Milyavin, na segunda metade dos anos 70, também se rendeu aos álbuns conceituais. Passou a estudar a obra do poeta e escritor Ivan Daminikavich Lutsevich,  que escrevia sob o pseudônimo de Yanka Kupala, considerado um dos maiores escritores belarus do século XX, e compôs duas óperas-rock baseadas em seus poemas. A primeira delas, Pesnia pra Doliu (A Canção do Destino), de 1976, teve algumas apresentações ao vivo e nunca foi lançado em LP. Eu ouvi no Youtube e achei muito Broadway para o meu gosto. Já Gusliar (O Tocador de Gusla, um instrumento de cordas típico da região dos Balcãs), lançada em LP em 1979 e baseada no poema “Kurgan”,  e também na música do compositor Igor Luchenok, é uma das mais incríveis experiências progressivas que meus ouvidos já viveram.

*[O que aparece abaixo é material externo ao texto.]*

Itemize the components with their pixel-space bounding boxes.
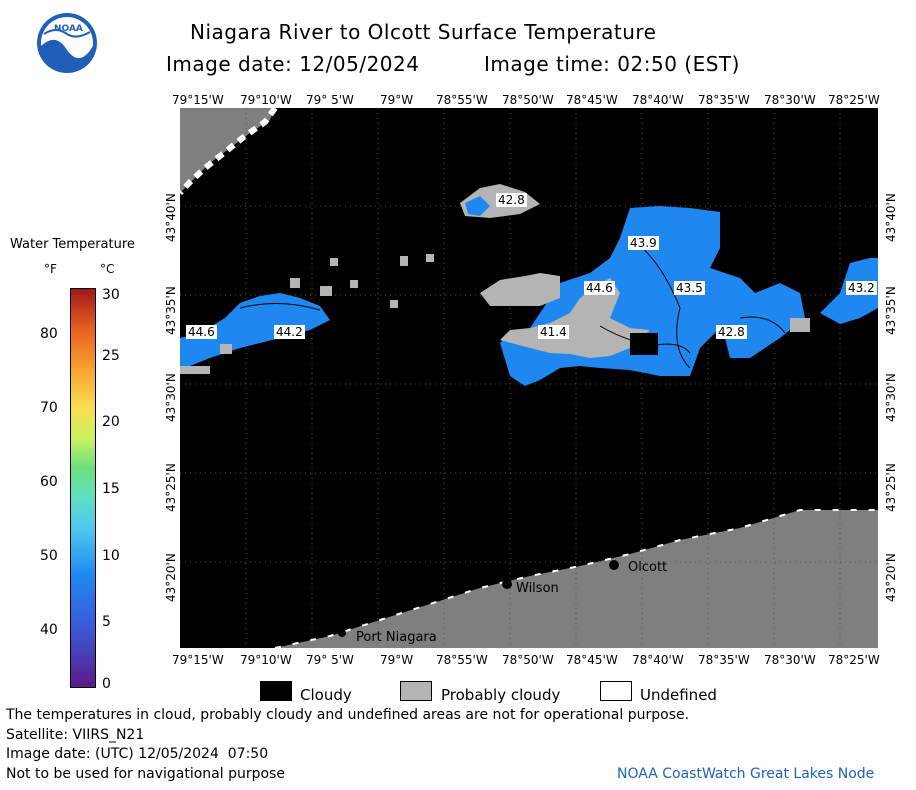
colorbar-c-tick: 25: [102, 348, 120, 364]
contours: [239, 237, 786, 369]
lon-tick: 78°40'W: [632, 93, 684, 107]
lon-tick: 79°W: [380, 653, 414, 667]
colorbar-unit-f: °F: [44, 262, 57, 276]
lon-tick: 78°40'W: [632, 653, 684, 667]
colorbar-f-tick: 40: [40, 622, 58, 638]
lon-tick: 79°10'W: [240, 653, 292, 667]
land-canada-corner: [180, 108, 275, 193]
legend-label-undefined: Undefined: [640, 686, 717, 704]
town-olcott: Olcott: [628, 560, 668, 575]
lon-tick: 78°35'W: [698, 93, 750, 107]
legend-label-cloudy: Cloudy: [300, 686, 352, 704]
lat-tick: 43°25'N: [164, 463, 178, 512]
temp-label: 44.6: [186, 325, 217, 339]
temp-label: 43.2: [846, 281, 877, 295]
lon-tick: 78°50'W: [502, 93, 554, 107]
colorbar-f-tick: 60: [40, 474, 58, 490]
image-date: Image date: 12/05/2024: [166, 52, 420, 76]
temp-label: 44.2: [274, 325, 305, 339]
lon-tick: 78°25'W: [828, 93, 880, 107]
town-port-niagara: Port Niagara: [356, 630, 437, 645]
lat-tick: 43°25'N: [884, 463, 898, 512]
temp-label: 41.4: [538, 325, 569, 339]
legend-swatch-probably-cloudy: [400, 681, 432, 701]
colorbar-c-tick: 15: [102, 481, 120, 497]
footer-note: The temperatures in cloud, probably clou…: [6, 707, 690, 723]
town-wilson: Wilson: [516, 581, 559, 596]
lon-tick: 78°35'W: [698, 653, 750, 667]
footer-credit: NOAA CoastWatch Great Lakes Node: [617, 766, 875, 782]
colorbar-c-tick: 30: [102, 287, 120, 303]
lat-tick: 43°30'N: [164, 373, 178, 422]
lat-tick: 43°40'N: [164, 193, 178, 242]
lon-tick: 78°55'W: [436, 93, 488, 107]
image-time: Image time: 02:50 (EST): [484, 52, 740, 76]
lon-tick: 79° 5'W: [306, 653, 354, 667]
footer-nav-warning: Not to be used for navigational purpose: [6, 766, 285, 782]
lon-tick: 78°50'W: [502, 653, 554, 667]
legend-swatch-cloudy: [260, 681, 292, 701]
colorbar-c-tick: 20: [102, 414, 120, 430]
lat-tick: 43°20'N: [884, 553, 898, 602]
temp-label: 42.8: [716, 325, 747, 339]
colorbar-f-tick: 80: [40, 326, 58, 342]
temp-label: 44.6: [584, 281, 615, 295]
lon-tick: 79°15'W: [172, 93, 224, 107]
lon-tick: 79°10'W: [240, 93, 292, 107]
lat-tick: 43°20'N: [164, 553, 178, 602]
footer-utc-date: Image date: (UTC) 12/05/2024 07:50: [6, 746, 269, 762]
lon-tick: 79° 5'W: [306, 93, 354, 107]
lon-tick: 78°55'W: [436, 653, 488, 667]
colorbar-gradient: [70, 288, 96, 688]
graticule: [180, 108, 878, 648]
legend-label-probably-cloudy: Probably cloudy: [441, 686, 561, 704]
water-patch-west: [180, 293, 330, 370]
lon-tick: 78°30'W: [764, 653, 816, 667]
lat-tick: 43°40'N: [884, 193, 898, 242]
map-graphics: [180, 108, 878, 648]
footer-satellite: Satellite: VIIRS_N21: [6, 727, 145, 743]
colorbar-c-tick: 5: [102, 614, 111, 630]
lon-tick: 79°15'W: [172, 653, 224, 667]
colorbar-title: Water Temperature: [10, 237, 135, 252]
lat-tick: 43°35'N: [884, 286, 898, 335]
lon-tick: 79°W: [380, 93, 414, 107]
colorbar-c-tick: 0: [102, 676, 111, 692]
temp-label: 43.9: [628, 236, 659, 250]
legend-swatch-undefined: [600, 681, 632, 701]
temp-label: 43.5: [674, 281, 705, 295]
temperature-map: 42.8 43.9 44.6 43.5 41.4 44.6 44.2 42.8 …: [180, 108, 878, 648]
lat-tick: 43°30'N: [884, 373, 898, 422]
colorbar-f-tick: 70: [40, 400, 58, 416]
water-patch-east: [480, 206, 878, 386]
lon-tick: 78°45'W: [566, 93, 618, 107]
temp-label: 42.8: [496, 193, 527, 207]
lon-tick: 78°25'W: [828, 653, 880, 667]
lon-tick: 78°45'W: [566, 653, 618, 667]
logo-text: NOAA: [54, 24, 83, 34]
colorbar-f-tick: 50: [40, 548, 58, 564]
colorbar-unit-c: °C: [100, 262, 115, 276]
noaa-logo: NOAA: [36, 12, 98, 74]
colorbar-c-tick: 10: [102, 548, 120, 564]
lat-tick: 43°35'N: [164, 286, 178, 335]
lon-tick: 78°30'W: [764, 93, 816, 107]
page-title: Niagara River to Olcott Surface Temperat…: [190, 20, 657, 44]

Andei lendo por aí algumas comparações entre o som de Gusliar e os trabalhos de grupos prog italianos como Banco del Mutuo Soccorso, Premiata Forneria Marconi, Bloco Mentalle e Alusa Fallax. Até pitadas de Ennio Morricone e Jesus Christ Superstar enfiaram no meio. Bobagem. Algumas pessoas parecem necessitar de pontos de referência confortáveis para compreender qualquer coisa estranha ou inexplicável. Como se cortar em tiras a foto de um boi ajudasse a explicar melhor a sensação de comer um bom bife.  E tem também o fato de que eu duvido que Vladimir conhecesse essas bandas na época. Gusliar é um épico ambicioso e soa muito original. 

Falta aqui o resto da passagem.